Курбатов оторвал взгляд от щуплой неказистой фигуры отставного хорунжего и за ней, на пороге, между двумя частями оранжевой портьеры, увидел ту, кому этот голос принадлежал.
— Это вы усомнились в моем родовом титуле?
— Но ведь вы действительно белый русский офицер и настоящий князь? — почти с надеждой спросила девушка.
— Алина… — с мягкой укоризной попытался усовестить ее отставной хорунжий.
— Но ведь ты же знаешь, как я ждала, когда в этом доме появится наконец если уж не князь, то хотя бы настоящий русский офицер, а не это недоношенное быдло в красноармейских обмотках.
— Что правда, то правда, — покорно признал Родан. — Ждала.
Наступило неловкое молчание. В сумраке комнаты Курбатов едва различал черты лица девушки, но все равно они представлялись ему довольно миловидными и даже смазливыми. Ротмистру стоило мужества, чтобы в ее присутствии строго спросить хозяина дома:
— Кто эта женщина? Мне ничего не было сказано о ней.
— Эта женщина в шестнадцать лет уже была сестрой милосердия в войсках Врангеля, — ответила вместо Родана Алина. — Надеюсь, такая рекомендация вас устроит?
— Сколько же вам лет? — не сдержался Курбатов, извинившись, однако, за столь неуместный вопрос. Но в ответ услышал гортанный смех Алины.

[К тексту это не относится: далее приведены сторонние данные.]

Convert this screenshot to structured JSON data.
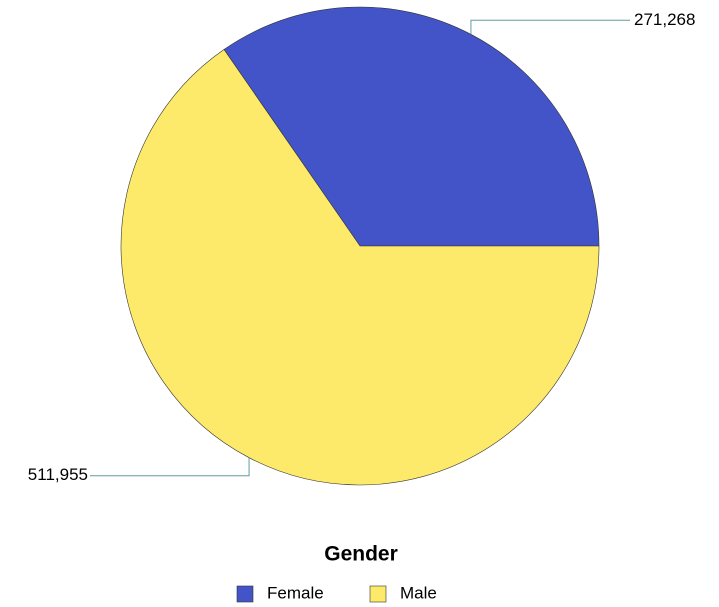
{
  "chart_data": {
    "type": "pie",
    "categories": [
      "Female",
      "Male"
    ],
    "values": [
      271268,
      511955
    ],
    "value_labels": [
      "271,268",
      "511,955"
    ],
    "colors": [
      "#4353c8",
      "#fde96a"
    ],
    "legend_title": "Gender",
    "legend": "bottom"
  }
}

— Этого уже не помнит даже мой ангел-хранитель.
— Дело не в том, сколько ей сейчас лет, ротмистр, — молвил Родан, вмешиваясь в их разговор, — а в том, что кроме сестры милосердия она была еще и разведчицей. Причем ее специально готовили к этому. А в Киев ее заслали уже из Югославии, после окончания разведывательно-диверсионной школы, и продержалась там Алина до взятия этого города немцами.